While crowds have been in attendance at NRL fixtures for the majority of the season, the league is now concerned that fans may have to watch from home again due to the fear of a second COVID-19 wave in New South Wales.

According to Nine’s NRL reporter Danny Weidler, the next two weeks will prove pivotal for the league’s hopes of having crowds in October.

“If we see an increase in the next two weeks, the NRL reassess the likelihood of crowds in October and they’re watching that with some anxiety as well,” he told Nine’s 100% Footy.

Despite fears of rising COVID-19 numbers, Weidler said masks are not yet mandatory at NRL matches, and will remain optional unless government advice in NSW changes.

Gallen, who made 24 Origin appearances for the Blues between 2006 and 2016, said while it would be “weird” to play Origin without crowds, the most important thing was to avoid another stoppage in the season.

“It would be weird and it’s such a tribal environment that you want to play in front of,” he told 100% Footy.

“I couldn’t imagine playing Origin without a crowd, but the times we’re in at the moment you’ve got to adjust.

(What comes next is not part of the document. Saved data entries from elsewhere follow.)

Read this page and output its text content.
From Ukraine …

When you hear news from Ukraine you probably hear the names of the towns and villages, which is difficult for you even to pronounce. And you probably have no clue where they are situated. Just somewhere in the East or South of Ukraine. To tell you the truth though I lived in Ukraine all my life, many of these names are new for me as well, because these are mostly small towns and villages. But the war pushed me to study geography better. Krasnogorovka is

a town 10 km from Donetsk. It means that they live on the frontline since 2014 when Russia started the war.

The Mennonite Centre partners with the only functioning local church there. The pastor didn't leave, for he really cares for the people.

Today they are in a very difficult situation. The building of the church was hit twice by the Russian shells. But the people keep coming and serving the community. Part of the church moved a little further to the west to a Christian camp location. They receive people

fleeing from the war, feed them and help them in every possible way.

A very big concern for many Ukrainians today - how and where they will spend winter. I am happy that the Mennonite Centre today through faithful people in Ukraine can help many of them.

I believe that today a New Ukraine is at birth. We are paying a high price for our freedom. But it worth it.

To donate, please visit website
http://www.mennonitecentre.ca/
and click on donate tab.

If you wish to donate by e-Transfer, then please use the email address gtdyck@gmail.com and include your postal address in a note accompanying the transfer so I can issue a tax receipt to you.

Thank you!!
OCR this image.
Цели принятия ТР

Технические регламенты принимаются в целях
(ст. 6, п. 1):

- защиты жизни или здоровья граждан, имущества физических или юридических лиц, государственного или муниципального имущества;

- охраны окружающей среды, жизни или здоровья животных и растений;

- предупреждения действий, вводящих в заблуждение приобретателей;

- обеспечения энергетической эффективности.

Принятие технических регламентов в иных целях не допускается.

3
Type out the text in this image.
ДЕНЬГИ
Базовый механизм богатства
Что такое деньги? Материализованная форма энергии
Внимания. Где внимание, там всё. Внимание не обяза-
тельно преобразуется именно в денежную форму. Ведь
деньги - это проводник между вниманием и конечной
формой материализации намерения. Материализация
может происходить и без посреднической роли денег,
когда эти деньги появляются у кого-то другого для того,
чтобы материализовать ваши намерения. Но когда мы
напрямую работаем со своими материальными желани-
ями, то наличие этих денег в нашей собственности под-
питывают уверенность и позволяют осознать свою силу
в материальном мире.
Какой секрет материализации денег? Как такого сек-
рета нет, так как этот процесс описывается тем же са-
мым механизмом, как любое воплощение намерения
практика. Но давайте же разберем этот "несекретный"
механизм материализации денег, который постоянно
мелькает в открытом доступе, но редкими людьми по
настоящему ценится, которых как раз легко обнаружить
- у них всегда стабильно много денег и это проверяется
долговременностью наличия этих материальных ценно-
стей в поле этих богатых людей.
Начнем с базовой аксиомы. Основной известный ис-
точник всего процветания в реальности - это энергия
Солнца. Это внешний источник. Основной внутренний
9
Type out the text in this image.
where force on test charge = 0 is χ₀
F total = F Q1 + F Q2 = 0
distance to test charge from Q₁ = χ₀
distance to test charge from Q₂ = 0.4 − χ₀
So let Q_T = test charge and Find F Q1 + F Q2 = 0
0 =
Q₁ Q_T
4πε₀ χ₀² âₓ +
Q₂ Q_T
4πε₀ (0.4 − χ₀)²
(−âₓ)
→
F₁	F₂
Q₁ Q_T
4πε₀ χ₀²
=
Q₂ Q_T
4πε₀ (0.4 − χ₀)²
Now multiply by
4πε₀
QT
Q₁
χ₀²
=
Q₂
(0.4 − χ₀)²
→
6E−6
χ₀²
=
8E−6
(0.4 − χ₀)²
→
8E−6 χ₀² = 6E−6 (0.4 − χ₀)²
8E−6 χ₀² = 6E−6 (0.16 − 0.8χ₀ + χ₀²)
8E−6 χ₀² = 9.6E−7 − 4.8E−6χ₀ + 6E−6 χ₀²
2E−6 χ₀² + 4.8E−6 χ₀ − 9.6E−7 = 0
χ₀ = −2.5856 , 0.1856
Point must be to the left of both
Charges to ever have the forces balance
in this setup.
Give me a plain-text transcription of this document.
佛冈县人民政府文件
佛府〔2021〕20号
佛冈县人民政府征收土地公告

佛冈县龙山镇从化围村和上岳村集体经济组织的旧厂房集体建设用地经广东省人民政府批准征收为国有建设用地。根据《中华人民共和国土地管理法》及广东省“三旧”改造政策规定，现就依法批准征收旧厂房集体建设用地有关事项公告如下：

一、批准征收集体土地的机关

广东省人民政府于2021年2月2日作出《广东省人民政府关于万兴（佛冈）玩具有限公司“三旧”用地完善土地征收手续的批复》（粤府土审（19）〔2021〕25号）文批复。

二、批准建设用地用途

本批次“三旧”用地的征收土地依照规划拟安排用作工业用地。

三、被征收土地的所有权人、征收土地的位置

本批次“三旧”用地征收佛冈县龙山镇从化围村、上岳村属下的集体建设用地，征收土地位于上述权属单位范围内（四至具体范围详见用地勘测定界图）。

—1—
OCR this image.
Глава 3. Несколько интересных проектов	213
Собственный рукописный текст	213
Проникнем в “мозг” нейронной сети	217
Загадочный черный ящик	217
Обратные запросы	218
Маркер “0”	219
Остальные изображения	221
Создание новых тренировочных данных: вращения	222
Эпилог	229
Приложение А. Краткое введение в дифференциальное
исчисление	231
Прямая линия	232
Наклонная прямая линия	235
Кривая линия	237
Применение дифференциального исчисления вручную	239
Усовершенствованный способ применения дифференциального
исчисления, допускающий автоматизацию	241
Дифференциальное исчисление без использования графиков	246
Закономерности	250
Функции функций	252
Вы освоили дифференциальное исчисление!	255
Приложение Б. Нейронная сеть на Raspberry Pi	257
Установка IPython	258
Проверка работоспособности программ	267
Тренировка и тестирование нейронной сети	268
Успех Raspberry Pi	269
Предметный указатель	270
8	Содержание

“If the government is letting us play we’ve got to abide by the rules. If they say there can’t be a crowd, or there can only be 10,000 there, we’ve got to do it.

“As a player, you’d rather pull on that blue jersey any day of the week in front of 80,000 people, 10,000 people or no people, just so you can get out there and play.”

Former Blues coach Phil Gould also backed Gallen, saying it didn’t matter where the matches would be played, even if all three are played in Queensland.

“You play in a car park and use a brick for a football,” he told 100% Footy.

“Play them wherever they like, play them in the car park. You don’t need a crowd, just have a blue jersey and a maroon jersey. Game on.

“It’s really important that our game maintains its credibility with the governments. The governments are under a lot of pressure as you can understand in making the rules and what’s happening in Victoria.

“Our game has been good, we’ve had great credibility with the government, they’ve given us concessions, they’ve allowed a few things to slip through that have helped the game stay afloat because they know the importance of that for the community as well.

“It’s really important that our players and our clubs and our league maintains discipline at all times and keeps our credibility with the government until this thing passes, whenever it passes. We cannot get impatient.”